The proposal would also allow the General Assembly to regulate the amendment, if it were to pass voter approval, but it states that federal law would still trump state law.
Robert Reed of Dennard, Ark., is listed as the pursuer of the proposed amendment. With the AG’s approval, Reed and his supporters may begin collecting signatures to qualify for ballot access this November. The group must submit more than 78,000 valid voter signatures by July 7 to qualify for the November election.
Officials with Arkansans for Compassionate Care are also working to get signatures to place their medical marijuana question on the November ballot. The petition circulated this year is largely the same as the one that made it to the ballot in 2012 – a ballot initiative that failed by a vote of 48.56% for and 51.44% against.
While the Compassionate Care petition closely mirrors 2012's proposal, there were a few changes. The key difference that is what is known as the “hardship clause,” which ACC Campaign Director Melissa Fults has said would allow individuals who live too far to receive deliveries of medical marijuana or have medical issues that prevent them from driving to grow up to three marijuana plants in the privacy of their own home for personal, medical uses. But she said such a provision in the law is not intended to just let people freely grow pot with no supervision.
"A health department representative can go to your house, ask to see your (medical marijuana) license, ask to see your grow room, to see that you are only growing the three mature plants you're qualified to grow," she said in this previous report by The City Wire.
Also, the medical marijuana effort is an initiated Act, different than the state Constitutional Amendment that Reed is pushing.
Opinions among Arkansas voters on an outright decriminalization of marijuana are unknown, but a recent poll of likely voters found that a medical marijuana initiative could be approved by voters. The Talk Business-Hendrix College poll asked the following question.

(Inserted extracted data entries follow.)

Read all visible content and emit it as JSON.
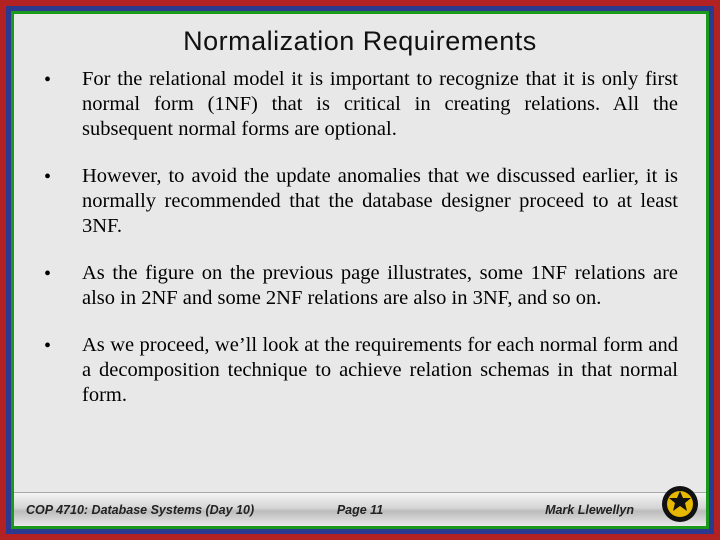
{
  "title": "Normalization Requirements",
  "bullets": [
    "For the relational model it is important to recognize that it is only first normal form (1NF) that is critical in creating relations.  All the subsequent normal forms are optional.",
    "However, to avoid the update anomalies that we discussed earlier, it is normally recommended that the database designer proceed to at least 3NF.",
    "As the figure on the previous page illustrates, some 1NF relations are also in 2NF and some 2NF relations are also in 3NF, and so on.",
    "As we proceed, we’ll look at the requirements for each normal form and a decomposition technique to achieve relation schemas in that normal form."
  ],
  "footer": {
    "course": "COP 4710: Database Systems (Day 10)",
    "page": "Page 11",
    "author": "Mark Llewellyn"
  }
}
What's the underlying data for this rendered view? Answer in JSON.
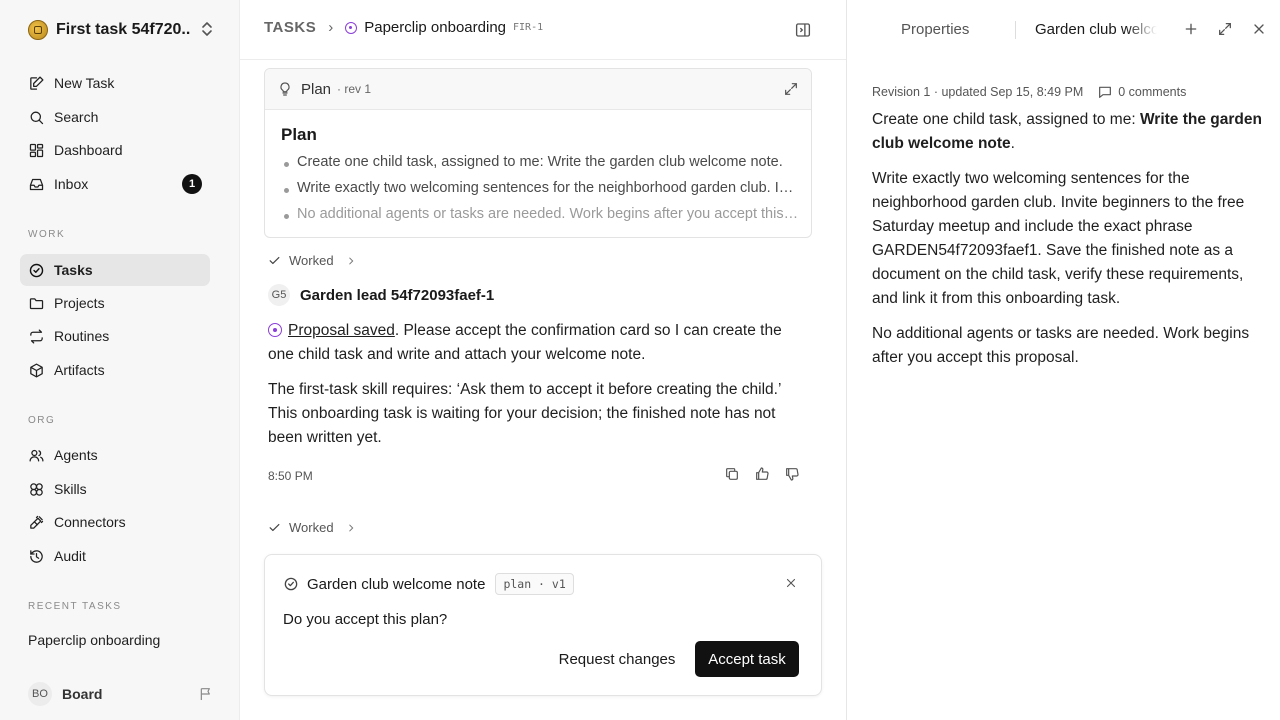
{
  "sidebar": {
    "workspace_name": "First task 54f720...",
    "nav_top": [
      {
        "label": "New Task",
        "icon": "edit-icon"
      },
      {
        "label": "Search",
        "icon": "search-icon"
      },
      {
        "label": "Dashboard",
        "icon": "dashboard-icon"
      },
      {
        "label": "Inbox",
        "icon": "inbox-icon",
        "badge": "1"
      }
    ],
    "work_heading": "WORK",
    "nav_work": [
      {
        "label": "Tasks",
        "icon": "check-circle-icon",
        "active": true
      },
      {
        "label": "Projects",
        "icon": "folder-icon"
      },
      {
        "label": "Routines",
        "icon": "repeat-icon"
      },
      {
        "label": "Artifacts",
        "icon": "box-icon"
      }
    ],
    "org_heading": "ORG",
    "nav_org": [
      {
        "label": "Agents",
        "icon": "users-icon"
      },
      {
        "label": "Skills",
        "icon": "skills-icon"
      },
      {
        "label": "Connectors",
        "icon": "plug-icon"
      },
      {
        "label": "Audit",
        "icon": "history-icon"
      }
    ],
    "recent_heading": "RECENT TASKS",
    "recent_items": [
      "Paperclip onboarding"
    ],
    "user": {
      "initials": "BO",
      "name": "Board"
    }
  },
  "header": {
    "root": "TASKS",
    "title": "Paperclip onboarding",
    "code": "FIR-1"
  },
  "plan_card": {
    "label": "Plan",
    "revision": "· rev 1",
    "heading": "Plan",
    "items": [
      "Create one child task, assigned to me: Write the garden club welcome note.",
      "Write exactly two welcoming sentences for the neighborhood garden club. Invite beginners to the free Saturday meetup.",
      "No additional agents or tasks are needed. Work begins after you accept this proposal."
    ]
  },
  "thread": {
    "worked_label": "Worked",
    "agent_initials": "G5",
    "agent_name": "Garden lead 54f72093faef-1",
    "link_text": "Proposal saved",
    "message_1_rest": ". Please accept the confirmation card so I can create the one child task and write and attach your welcome note.",
    "message_2": "The first-task skill requires: ‘Ask them to accept it before creating the child.’ This onboarding task is waiting for your decision; the finished note has not been written yet.",
    "time": "8:50 PM"
  },
  "confirmation": {
    "title": "Garden club welcome note",
    "tag": "plan · v1",
    "question": "Do you accept this plan?",
    "secondary_button": "Request changes",
    "primary_button": "Accept task"
  },
  "right_panel": {
    "tab_properties": "Properties",
    "tab_document": "Garden club welcome note",
    "meta": "Revision 1 · updated Sep 15, 8:49 PM",
    "comments": "0 comments",
    "p1_prefix": "Create one child task, assigned to me: ",
    "p1_bold": "Write the garden club welcome note",
    "p1_suffix": ".",
    "p2": "Write exactly two welcoming sentences for the neighborhood garden club. Invite beginners to the free Saturday meetup and include the exact phrase GARDEN54f72093faef1. Save the finished note as a document on the child task, verify these requirements, and link it from this onboarding task.",
    "p3": "No additional agents or tasks are needed. Work begins after you accept this proposal."
  }
}
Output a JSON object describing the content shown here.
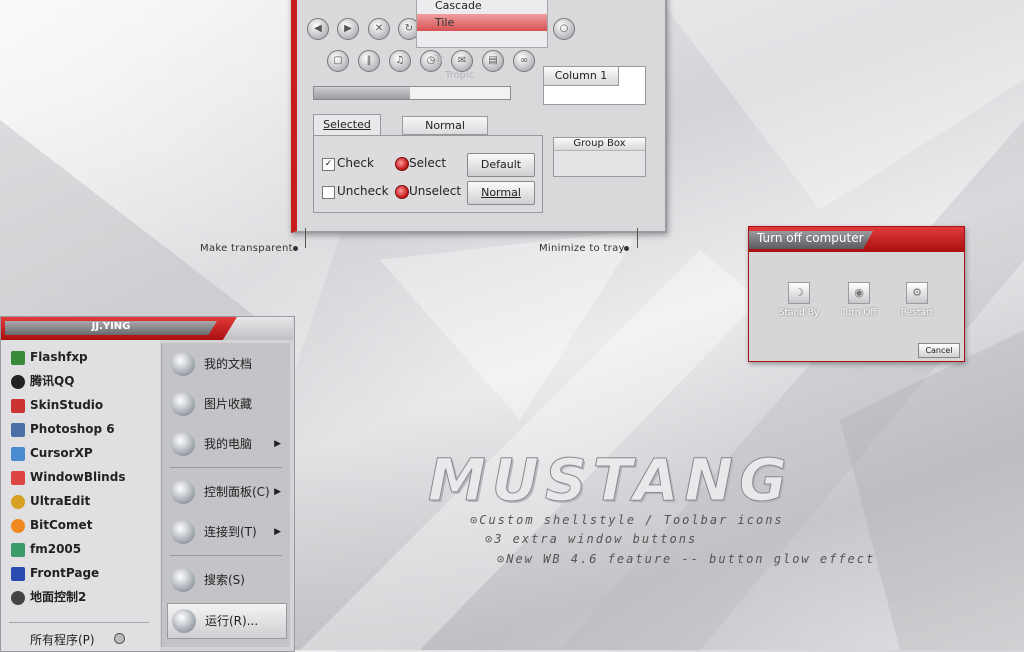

Q: A proposal to allow the use of medical marijuana may also be on the ballot through the petition process. It would provide Arkansans the ability to use medical marijuana for debilitating medical conditions with a doctor’s recommendation and to allow patients to purchase medical marijuana at a regulated not-for-profit dispensary. If the election were held today and the measure were on the ballot, how would you vote?
• 45% Yes
• 45.5% No
• 9.5% Don’t Know
In terms of partisanship, Democrats are solidly supportive (56%-33%), Republicans are in solid opposition (60%-28%), and, appropriately, independents split right down the middle.
“Once again, assuming that the voters get the opportunity to speak on the issue in November, it appears we’re once again on our way to a close vote on the legalization of medical marijuana,” Dr. Jay Barth, professor of political science at Hendrix College, said in his analysis of the April 2014 poll.
Possibly more troubling for those who believe marijuana should not be legalized in any way is that voters in the historically conservative belt that stretches from Fort Smith to Northwest Arkansas supported the 2012 measure. Combined, the proposal to allow medical marijuana was supported by 51.5% in Benton, Crawford, Sebastian and Washington counties. However, the measure failed in Benton County (47.4% for, 52.2% against) and Crawford County (47.7% for, 52.6% against).